マウスの万能細胞「胚性幹細胞(ES細胞)」から、精子や卵子のもとの生殖細胞を生み出すのに必要な3種類の遺伝子を発見したと、京都大大学院医学研究科の斎藤通紀教授や院生中木文雄さんらが4日付の英科学誌ネイチャー電子版に発表した。
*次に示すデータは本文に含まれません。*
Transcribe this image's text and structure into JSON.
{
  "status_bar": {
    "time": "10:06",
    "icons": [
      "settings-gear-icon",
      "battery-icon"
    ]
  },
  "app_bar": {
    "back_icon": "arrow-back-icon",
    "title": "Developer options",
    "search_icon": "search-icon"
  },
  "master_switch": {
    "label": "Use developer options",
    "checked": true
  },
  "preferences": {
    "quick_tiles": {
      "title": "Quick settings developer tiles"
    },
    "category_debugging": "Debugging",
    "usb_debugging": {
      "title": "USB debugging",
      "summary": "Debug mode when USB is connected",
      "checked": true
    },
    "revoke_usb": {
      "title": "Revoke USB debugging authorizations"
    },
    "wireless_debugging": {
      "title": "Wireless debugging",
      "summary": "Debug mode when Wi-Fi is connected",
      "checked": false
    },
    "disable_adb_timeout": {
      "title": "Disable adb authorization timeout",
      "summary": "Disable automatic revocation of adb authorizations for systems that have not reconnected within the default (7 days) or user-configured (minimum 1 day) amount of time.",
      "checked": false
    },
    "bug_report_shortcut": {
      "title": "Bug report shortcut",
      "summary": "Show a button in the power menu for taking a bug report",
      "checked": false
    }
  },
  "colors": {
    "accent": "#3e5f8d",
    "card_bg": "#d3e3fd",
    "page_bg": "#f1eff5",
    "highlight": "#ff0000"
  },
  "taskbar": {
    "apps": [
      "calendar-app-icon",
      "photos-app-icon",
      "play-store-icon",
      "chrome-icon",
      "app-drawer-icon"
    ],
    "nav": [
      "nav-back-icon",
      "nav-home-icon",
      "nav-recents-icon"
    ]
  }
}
時事通信が伝えた。
NHKによると、斎藤通紀教授の研究グループは、マウスの体内で精子が作られる際に活発に働く3つの遺伝子に注目し、あらゆる組織や臓器になるとされるマウスのES細胞にこれらの遺伝子を入れた。
その結果、およそ80%という高い確率で精子の元となる細胞ができ、この細胞をマウスの精巣に入れると、正常な精子が作られたという。
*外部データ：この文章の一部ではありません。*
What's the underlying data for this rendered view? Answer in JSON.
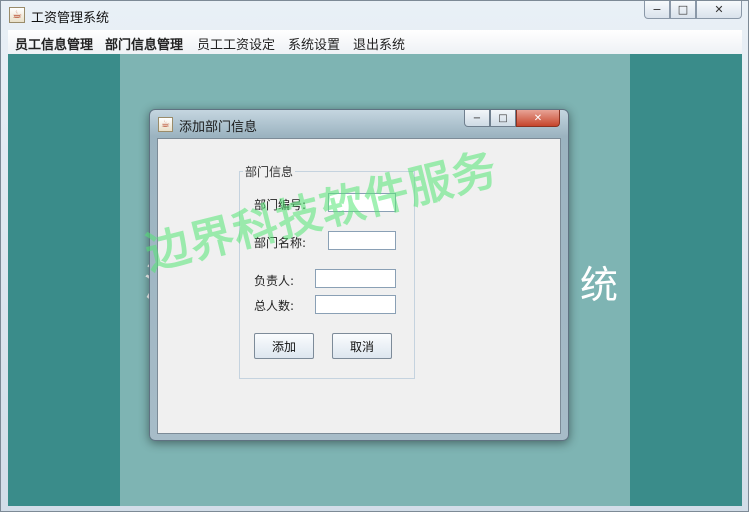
{
  "window": {
    "title": "工资管理系统"
  },
  "window_buttons": {
    "minimize": "−",
    "maximize": "□",
    "close": "✕"
  },
  "menu": [
    {
      "label": "员工信息管理"
    },
    {
      "label": "部门信息管理"
    },
    {
      "label": "员工工资设定"
    },
    {
      "label": "系统设置"
    },
    {
      "label": "退出系统"
    }
  ],
  "background": {
    "glyph_left": "消",
    "glyph_right": "统"
  },
  "dialog": {
    "title": "添加部门信息",
    "group_title": "部门信息",
    "fields": {
      "dept_no_label": "部门编号:",
      "dept_no_value": "",
      "dept_name_label": "部门名称:",
      "dept_name_value": "",
      "manager_label": "负责人:",
      "manager_value": "",
      "headcount_label": "总人数:",
      "headcount_value": ""
    },
    "buttons": {
      "add": "添加",
      "cancel": "取消"
    }
  },
  "watermark": "边界科技软件服务",
  "icons": {
    "app": "java-cup-icon",
    "dialog": "java-cup-icon"
  },
  "colors": {
    "content_bg": "#3a8c8a",
    "center_panel": "#7eb4b3",
    "watermark": "#54e674"
  }
}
これは、人工多能性幹細胞(iPS細胞)でも実現可能とみられ、研究成果はヒトのiPS細胞を使って生殖細胞ができる仕組みを明らかにし、不妊症の原因を解明するのに役立つと期待される。
斎藤教授は「これまで謎だった生殖に関わる細胞が出来る過程を解き明かすきっかけとなる」と話している。
■ 用語
ES細胞
万能細胞の一種。さまざまな異なる細胞に分化し、増殖する能力を持つ、発生初期の胚由来の細胞。受精卵の一段階である胚盤胞から取り出した内部細胞塊から樹立される。再生医療に役立つとして研究されている。ES細胞の採取は受精卵を殺すことになるので倫理面の問題がある。胚性幹細胞。
(コトバンク「ES細胞」より)
iPS細胞
皮膚や血液などの細胞に特定の遺伝子を導入し、心臓や神経、肝臓などさまざまな細胞になれる能力を持たせた細胞。一定条件で培養すれば、無限に増やすことができる。再生医療のほか、病気の仕組みの解明、創薬研究など幅広い応用が期待されている。山中伸弥・京都大教授らが2006年にマウスで、07年にヒトの細胞で作製に成功し、山中氏は昨年、ノーベル医学生理学賞を共同受賞した。誘導多能性幹細胞。新型万能細胞。人工多能性幹細胞。
(コトバンク「iPS細胞」より)
ES細胞とiPS細胞の特徴
ES細胞は、受精卵からつくるので「生命の始まり」を壊すことへの抵抗がある。他人の細胞であるため移植時には拒絶反応の心配もある。一方、iPS細胞は、皮膚などの体細胞に遺伝子を入れてつくるので、自分の細胞ならば拒絶反応は抑えられるが、遺伝する病気を持つ人の場合、治療には使いにくい。がんを引き起こすウイルスを作製時に活用するので、安全性の課題も残っている。